We're now running an experiment where we trigger a "user is inactive" edge early-ish in an orderly Firefox Desktop shutdown. This really shouldn't make a difference, but it seems to be reversing the coverage of context_ids in topsites-impression pings so that Glean is once again sending more.
It's still close enough (Glean hears from only 0.54% of contexts that PC doesn't, and PC hears from 0.34% of contexts that Glean doesn't (net 0.2% gain in Glean's favour)) that this clearly hasn't brought it fully up to the level of topsite-click
(Glean not PC at 3.2%, PC not Glean at 0.48%)... but it's heartening that there are things we can do to influence this if we so choose.
But how? How did this make any difference at all?

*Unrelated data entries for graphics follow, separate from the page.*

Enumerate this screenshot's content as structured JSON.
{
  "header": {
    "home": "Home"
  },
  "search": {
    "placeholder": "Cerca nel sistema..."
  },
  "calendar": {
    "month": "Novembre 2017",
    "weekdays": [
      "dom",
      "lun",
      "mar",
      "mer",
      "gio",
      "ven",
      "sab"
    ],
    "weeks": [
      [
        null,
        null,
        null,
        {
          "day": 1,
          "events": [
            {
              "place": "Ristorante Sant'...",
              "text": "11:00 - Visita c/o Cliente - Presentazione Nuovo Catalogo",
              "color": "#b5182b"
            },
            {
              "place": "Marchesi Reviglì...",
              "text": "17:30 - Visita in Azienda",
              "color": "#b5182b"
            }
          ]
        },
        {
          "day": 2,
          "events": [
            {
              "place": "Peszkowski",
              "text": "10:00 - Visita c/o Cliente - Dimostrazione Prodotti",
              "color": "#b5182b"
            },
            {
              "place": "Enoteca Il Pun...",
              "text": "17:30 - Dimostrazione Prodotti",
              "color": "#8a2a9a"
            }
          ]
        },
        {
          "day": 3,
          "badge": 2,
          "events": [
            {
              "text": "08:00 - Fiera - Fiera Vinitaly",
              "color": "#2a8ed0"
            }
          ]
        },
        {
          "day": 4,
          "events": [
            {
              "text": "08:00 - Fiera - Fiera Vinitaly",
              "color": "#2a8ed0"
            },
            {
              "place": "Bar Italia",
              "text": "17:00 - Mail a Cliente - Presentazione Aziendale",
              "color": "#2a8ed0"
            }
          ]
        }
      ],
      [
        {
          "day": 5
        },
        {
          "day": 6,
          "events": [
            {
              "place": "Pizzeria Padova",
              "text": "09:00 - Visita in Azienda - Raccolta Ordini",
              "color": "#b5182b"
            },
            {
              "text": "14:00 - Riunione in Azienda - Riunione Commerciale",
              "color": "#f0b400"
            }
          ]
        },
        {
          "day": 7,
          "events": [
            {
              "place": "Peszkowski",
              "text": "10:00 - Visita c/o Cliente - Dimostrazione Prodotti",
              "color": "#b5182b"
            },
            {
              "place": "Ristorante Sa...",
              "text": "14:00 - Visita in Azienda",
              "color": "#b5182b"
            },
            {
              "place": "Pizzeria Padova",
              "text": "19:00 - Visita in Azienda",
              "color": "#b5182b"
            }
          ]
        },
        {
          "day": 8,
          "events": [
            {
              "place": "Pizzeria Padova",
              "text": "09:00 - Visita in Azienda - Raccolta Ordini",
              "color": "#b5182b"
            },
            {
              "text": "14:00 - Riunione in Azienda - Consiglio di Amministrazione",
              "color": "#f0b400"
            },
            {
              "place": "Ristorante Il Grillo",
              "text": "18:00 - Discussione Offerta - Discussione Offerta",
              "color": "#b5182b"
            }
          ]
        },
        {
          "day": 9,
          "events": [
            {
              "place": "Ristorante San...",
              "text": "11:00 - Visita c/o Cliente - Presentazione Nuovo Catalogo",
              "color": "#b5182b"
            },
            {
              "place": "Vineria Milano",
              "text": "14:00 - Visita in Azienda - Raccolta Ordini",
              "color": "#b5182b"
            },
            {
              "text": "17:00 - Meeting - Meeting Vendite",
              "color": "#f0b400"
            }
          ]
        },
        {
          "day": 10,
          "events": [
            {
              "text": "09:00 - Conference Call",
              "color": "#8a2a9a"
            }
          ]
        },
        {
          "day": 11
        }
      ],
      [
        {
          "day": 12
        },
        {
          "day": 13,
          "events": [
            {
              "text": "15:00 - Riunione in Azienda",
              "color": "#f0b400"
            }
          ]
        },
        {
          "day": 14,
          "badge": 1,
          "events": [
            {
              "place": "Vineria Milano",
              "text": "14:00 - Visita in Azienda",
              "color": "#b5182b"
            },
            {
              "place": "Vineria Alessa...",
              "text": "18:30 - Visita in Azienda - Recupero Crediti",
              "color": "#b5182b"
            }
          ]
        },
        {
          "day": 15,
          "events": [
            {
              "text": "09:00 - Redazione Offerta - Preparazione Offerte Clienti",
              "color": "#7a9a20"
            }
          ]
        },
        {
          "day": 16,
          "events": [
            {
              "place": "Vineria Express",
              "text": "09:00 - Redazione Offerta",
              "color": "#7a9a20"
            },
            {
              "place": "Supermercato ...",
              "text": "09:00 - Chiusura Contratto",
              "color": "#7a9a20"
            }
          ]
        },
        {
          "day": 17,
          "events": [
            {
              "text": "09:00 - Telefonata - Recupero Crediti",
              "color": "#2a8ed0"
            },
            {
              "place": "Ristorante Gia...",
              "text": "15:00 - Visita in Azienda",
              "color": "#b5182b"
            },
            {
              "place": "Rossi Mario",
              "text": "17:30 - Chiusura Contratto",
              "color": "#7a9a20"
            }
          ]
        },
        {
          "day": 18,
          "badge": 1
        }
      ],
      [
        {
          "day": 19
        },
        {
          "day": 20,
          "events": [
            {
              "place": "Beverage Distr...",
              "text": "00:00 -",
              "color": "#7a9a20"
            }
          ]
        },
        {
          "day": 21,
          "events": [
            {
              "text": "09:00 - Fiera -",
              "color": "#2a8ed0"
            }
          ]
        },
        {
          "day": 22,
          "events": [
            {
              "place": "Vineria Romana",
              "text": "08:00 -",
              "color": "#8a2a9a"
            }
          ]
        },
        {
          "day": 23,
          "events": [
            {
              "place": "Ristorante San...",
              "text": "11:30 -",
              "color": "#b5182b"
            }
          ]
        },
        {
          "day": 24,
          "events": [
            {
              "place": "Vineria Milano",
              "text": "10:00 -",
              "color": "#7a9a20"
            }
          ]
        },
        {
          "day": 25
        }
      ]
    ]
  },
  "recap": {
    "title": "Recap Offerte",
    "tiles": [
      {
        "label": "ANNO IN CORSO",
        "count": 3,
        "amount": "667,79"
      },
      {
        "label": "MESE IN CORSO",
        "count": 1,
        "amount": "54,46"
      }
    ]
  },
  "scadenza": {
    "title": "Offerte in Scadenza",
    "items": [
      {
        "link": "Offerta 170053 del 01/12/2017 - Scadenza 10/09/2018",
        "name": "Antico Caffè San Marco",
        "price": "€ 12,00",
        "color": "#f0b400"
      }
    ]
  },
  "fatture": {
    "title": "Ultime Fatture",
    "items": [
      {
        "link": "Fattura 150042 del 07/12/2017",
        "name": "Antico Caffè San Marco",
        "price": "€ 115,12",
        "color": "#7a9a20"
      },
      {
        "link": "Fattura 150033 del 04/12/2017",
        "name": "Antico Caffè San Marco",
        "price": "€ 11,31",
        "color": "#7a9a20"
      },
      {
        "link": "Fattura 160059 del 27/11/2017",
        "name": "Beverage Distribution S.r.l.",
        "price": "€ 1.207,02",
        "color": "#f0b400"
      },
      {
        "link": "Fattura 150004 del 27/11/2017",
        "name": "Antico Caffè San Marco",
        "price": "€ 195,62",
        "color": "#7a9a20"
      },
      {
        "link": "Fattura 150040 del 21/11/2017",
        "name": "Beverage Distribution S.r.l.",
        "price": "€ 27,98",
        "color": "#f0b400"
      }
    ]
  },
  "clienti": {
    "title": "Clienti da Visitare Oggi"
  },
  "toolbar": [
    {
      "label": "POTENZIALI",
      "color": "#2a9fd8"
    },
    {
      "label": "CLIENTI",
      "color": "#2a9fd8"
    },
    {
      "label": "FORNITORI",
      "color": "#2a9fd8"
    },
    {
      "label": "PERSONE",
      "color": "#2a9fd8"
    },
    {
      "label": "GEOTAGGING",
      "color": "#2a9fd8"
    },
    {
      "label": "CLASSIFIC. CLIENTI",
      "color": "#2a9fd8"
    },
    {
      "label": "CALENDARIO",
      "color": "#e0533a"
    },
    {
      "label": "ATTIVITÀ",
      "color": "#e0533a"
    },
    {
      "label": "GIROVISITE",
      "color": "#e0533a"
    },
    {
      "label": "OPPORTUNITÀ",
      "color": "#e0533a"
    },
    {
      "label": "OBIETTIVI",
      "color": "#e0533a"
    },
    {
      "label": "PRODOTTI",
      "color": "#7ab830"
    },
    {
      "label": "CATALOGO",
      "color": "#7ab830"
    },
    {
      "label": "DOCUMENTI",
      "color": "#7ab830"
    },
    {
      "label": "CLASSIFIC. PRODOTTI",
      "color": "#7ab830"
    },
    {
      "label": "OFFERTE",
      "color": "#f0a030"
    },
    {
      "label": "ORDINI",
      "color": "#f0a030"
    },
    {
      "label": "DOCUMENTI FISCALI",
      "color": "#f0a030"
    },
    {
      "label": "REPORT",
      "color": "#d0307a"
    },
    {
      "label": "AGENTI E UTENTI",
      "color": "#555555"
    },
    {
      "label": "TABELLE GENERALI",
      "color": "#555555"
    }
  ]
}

Well, after digging around in some oldish (~3yo) code in the Glean SDK uploader, I might have an idea. On init, Glean will trigger the upload of any at-startup "events" or "metrics" pings, and the initial client-active-causing "baseline" ping. But that simply spawns the glean.upload
thread so it can do its own thing.
One thing it can do is wait at most 3 times for 1s each if the upload manager is still loading pending pings from disk. (This number of times and length of time were chosen in the era where Glean only had consumers on mobile, where disk I/O was fast). If all those upload triggers and the preinit dispatcher queue with its topsites-impression
"top-sites" pings was flushed during that waiting period, and the pending pings dir took longer than 3s to scan, the glean.upload
thread would exit.
If, then, no other ping was submitted, the glean.upload
thread would never be restarted and try to upload anything.
But if we changed behaviour so during shutdown we triggered a client inactive which submits some pings which triggers the upload... well, that might just kick things back into gear and give Firefox a chance to upload those submitted pings that have been lying around.
Maybe. (This code is complicated).
But if this is so, then I think there might be an SDK change here we should try involving triggering upload after the pending pings dir has finished being scanned. It might not be a straightforward fix (since we don't want to do this every time we scan the dir, only when we're doing so as part of initializing the global Glean), but it's the closest thing to a lead I've had in some time.